For a short time, I worked in a fine dining restaurant where the hot water was taken from the coffee machine. Nothing ruins a cup of tea like the lingering taste of stale coffee. It was at this point I questioned the entire tea-drinking habit. Do these people have no respect for themselves? Why can’t they boil a proper pot of water and allow the tea leaves to dance among the heated liquid? Wait…. what? Was I a tea drinker now? Or a tea connoisseur?

 

Today, I have a proper tea shelf in my kitchen cabinets like a proper Londoner. We have a variety of flavours and styles. I know the difference between black tea, green tea, white tea and specialty tea. I know when to add milk and when to hold off, and I can not only debate the “milk first or second” concept, but I’ll also give you an annotated and scientific explanation of why. I know what sugar can do to the complexity of a tea, and why brown or raw is better than white. If you break any tea etiquette, I’ll be the first one to correct you. Don’t mess with me — I know my tea.

 

I know that my current London-American self would scream bloody murder at the waitress-American former me who would offer a tepid warm cup of water with a slice of lemon to someone who asked for tea at a restaurant. The insult of not providing a proper cup of tea to a British person is something that wars might have been fought over, or at any rate, lingered on longer than they should have. Tea is an institution, much like the monarchy or the aristocracy. It has traditions, procedures and protocol. 

 

After years of tea education and exploration, now I offer tours on afternoon tea, the art of making a proper cup of tea, and how/where to buy the best tea. I can engage with you on a conversation about Earl Grey, the licence for making his version, the imitations to avoid, the variations to try and the many tea stores in London to buy and try Earl Grey for yourself, just like the Queen. I can explain the legend of milk oolong and fascinate you with how they recreated the tea that was left over from the Boston Tea Party.
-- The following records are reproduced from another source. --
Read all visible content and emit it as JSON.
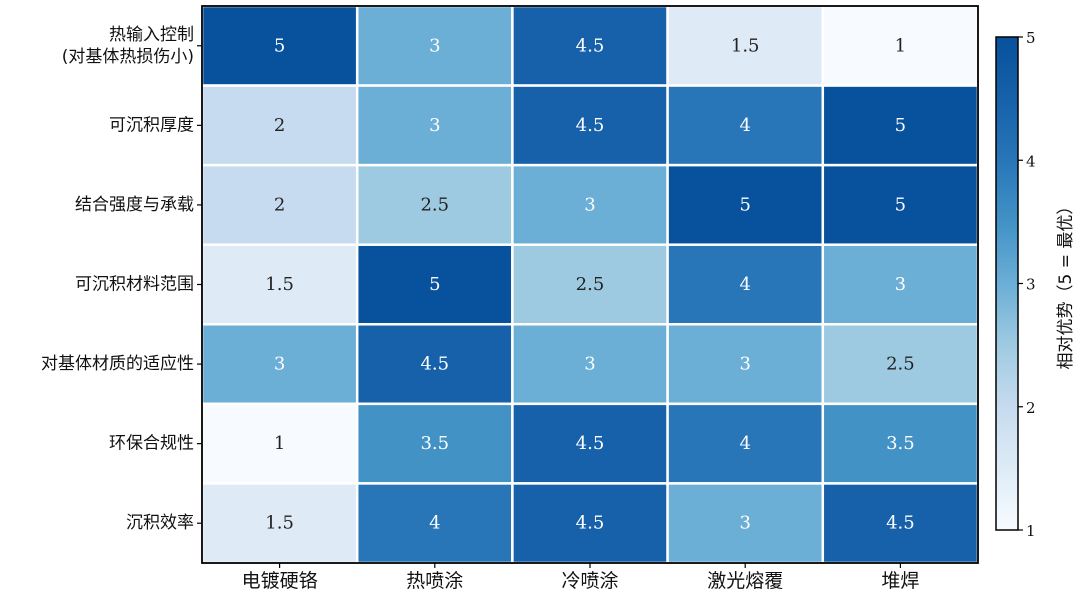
{
  "chart_data": {
    "type": "heatmap",
    "title": "",
    "xlabel": "",
    "ylabel": "",
    "columns": [
      "电镀硬铬",
      "热喷涂",
      "冷喷涂",
      "激光熔覆",
      "堆焊"
    ],
    "rows": [
      [
        "热输入控制",
        "(对基体热损伤小)"
      ],
      [
        "可沉积厚度"
      ],
      [
        "结合强度与承载"
      ],
      [
        "可沉积材料范围"
      ],
      [
        "对基体材质的适应性"
      ],
      [
        "环保合规性"
      ],
      [
        "沉积效率"
      ]
    ],
    "values": [
      [
        5,
        3,
        4.5,
        1.5,
        1
      ],
      [
        2,
        3,
        4.5,
        4,
        5
      ],
      [
        2,
        2.5,
        3,
        5,
        5
      ],
      [
        1.5,
        5,
        2.5,
        4,
        3
      ],
      [
        3,
        4.5,
        3,
        3,
        2.5
      ],
      [
        1,
        3.5,
        4.5,
        4,
        3.5
      ],
      [
        1.5,
        4,
        4.5,
        3,
        4.5
      ]
    ],
    "value_labels": [
      [
        "5",
        "3",
        "4.5",
        "1.5",
        "1"
      ],
      [
        "2",
        "3",
        "4.5",
        "4",
        "5"
      ],
      [
        "2",
        "2.5",
        "3",
        "5",
        "5"
      ],
      [
        "1.5",
        "5",
        "2.5",
        "4",
        "3"
      ],
      [
        "3",
        "4.5",
        "3",
        "3",
        "2.5"
      ],
      [
        "1",
        "3.5",
        "4.5",
        "4",
        "3.5"
      ],
      [
        "1.5",
        "4",
        "4.5",
        "3",
        "4.5"
      ]
    ],
    "colorbar": {
      "title": "相对优势（5 = 最优）",
      "range": [
        1,
        5
      ],
      "ticks": [
        "1",
        "2",
        "3",
        "4",
        "5"
      ],
      "colormap": "Blues",
      "color_low": "#f7fbff",
      "color_high": "#08519c"
    },
    "grid": false
  }
}
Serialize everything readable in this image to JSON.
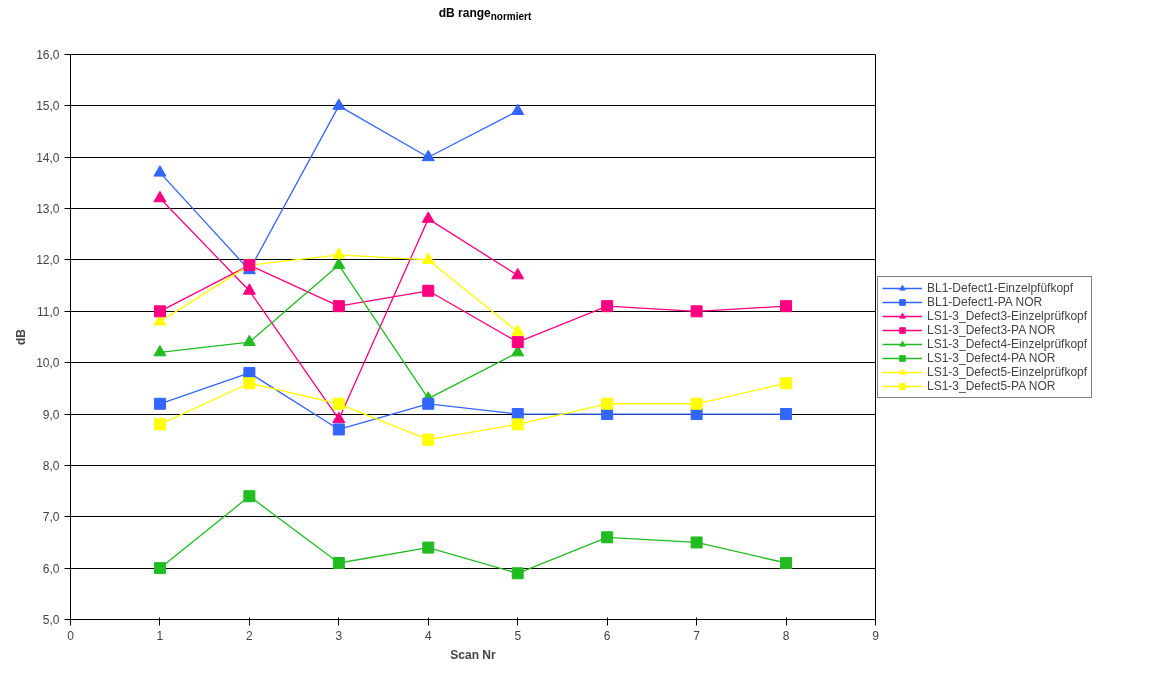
{
  "chart_data": {
    "type": "line",
    "title": "dB range$_{normiert}$",
    "xlabel": "Scan Nr",
    "ylabel": "dB",
    "x": [
      1,
      2,
      3,
      4,
      5,
      6,
      7,
      8
    ],
    "xlim": [
      0,
      9
    ],
    "xticks": [
      0,
      1,
      2,
      3,
      4,
      5,
      6,
      7,
      8,
      9
    ],
    "ylim": [
      5,
      16
    ],
    "yticks": [
      {
        "value": 5,
        "label": "5,0"
      },
      {
        "value": 6,
        "label": "6,0"
      },
      {
        "value": 7,
        "label": "7,0"
      },
      {
        "value": 8,
        "label": "8,0"
      },
      {
        "value": 9,
        "label": "9,0"
      },
      {
        "value": 10,
        "label": "10,0"
      },
      {
        "value": 11,
        "label": "11,0"
      },
      {
        "value": 12,
        "label": "12,0"
      },
      {
        "value": 13,
        "label": "13,0"
      },
      {
        "value": 14,
        "label": "14,0"
      },
      {
        "value": 15,
        "label": "15,0"
      },
      {
        "value": 16,
        "label": "16,0"
      }
    ],
    "grid": "y",
    "legend": "right",
    "line_style": "solid",
    "series": [
      {
        "name": "BL1-Defect1-Einzelpfüfkopf",
        "color": "#3366ff",
        "marker": "triangle",
        "values": [
          13.7,
          11.8,
          15.0,
          14.0,
          14.9,
          null,
          null,
          null
        ]
      },
      {
        "name": "BL1-Defect1-PA NOR",
        "color": "#3366ff",
        "marker": "square",
        "values": [
          9.2,
          9.8,
          8.7,
          9.2,
          9.0,
          9.0,
          9.0,
          9.0
        ]
      },
      {
        "name": "LS1-3_Defect3-Einzelprüfkopf",
        "color": "#ff0080",
        "marker": "triangle",
        "values": [
          13.2,
          11.4,
          8.9,
          12.8,
          11.7,
          null,
          null,
          null
        ]
      },
      {
        "name": "LS1-3_Defect3-PA NOR",
        "color": "#ff0080",
        "marker": "square",
        "values": [
          11.0,
          11.9,
          11.1,
          11.4,
          10.4,
          11.1,
          11.0,
          11.1
        ]
      },
      {
        "name": "LS1-3_Defect4-Einzelprüfkopf",
        "color": "#22bb22",
        "marker": "triangle",
        "values": [
          10.2,
          10.4,
          11.9,
          9.3,
          10.2,
          null,
          null,
          null
        ]
      },
      {
        "name": "LS1-3_Defect4-PA NOR",
        "color": "#22bb22",
        "marker": "square",
        "values": [
          6.0,
          7.4,
          6.1,
          6.4,
          5.9,
          6.6,
          6.5,
          6.1
        ]
      },
      {
        "name": "LS1-3_Defect5-Einzelprüfkopf",
        "color": "#ffff00",
        "marker": "triangle",
        "values": [
          10.8,
          11.9,
          12.1,
          12.0,
          10.6,
          null,
          null,
          null
        ]
      },
      {
        "name": "LS1-3_Defect5-PA NOR",
        "color": "#ffff00",
        "marker": "square",
        "values": [
          8.8,
          9.6,
          9.2,
          8.5,
          8.8,
          9.2,
          9.2,
          9.6
        ]
      }
    ]
  }
}
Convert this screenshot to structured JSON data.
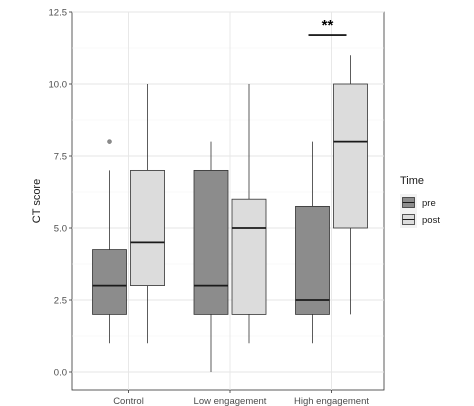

I can make chai from scratch and babble on about the subtle differences that spices and herbs you might try to transform this wonderful concoction. 

 

No longer am I an American who doesn’t understand or drink tea. My knowledge on the history of tea, its importance over time, how it has influenced the nation, and how it helped people survive wars might even be a little more vast that a typical Brit. When you take time to dive in and study the subject of tea as I have, you often find that you are more versed in it than the person who told you that your tea-making skills were as useless as you are. Those early days in that self-destructive office became the foundation for my mastery of a subject that is deliciously rewarding.

 

Tea can solve any problem. Tea is a metaphor for your struggles. Tea is life, the rest is just details.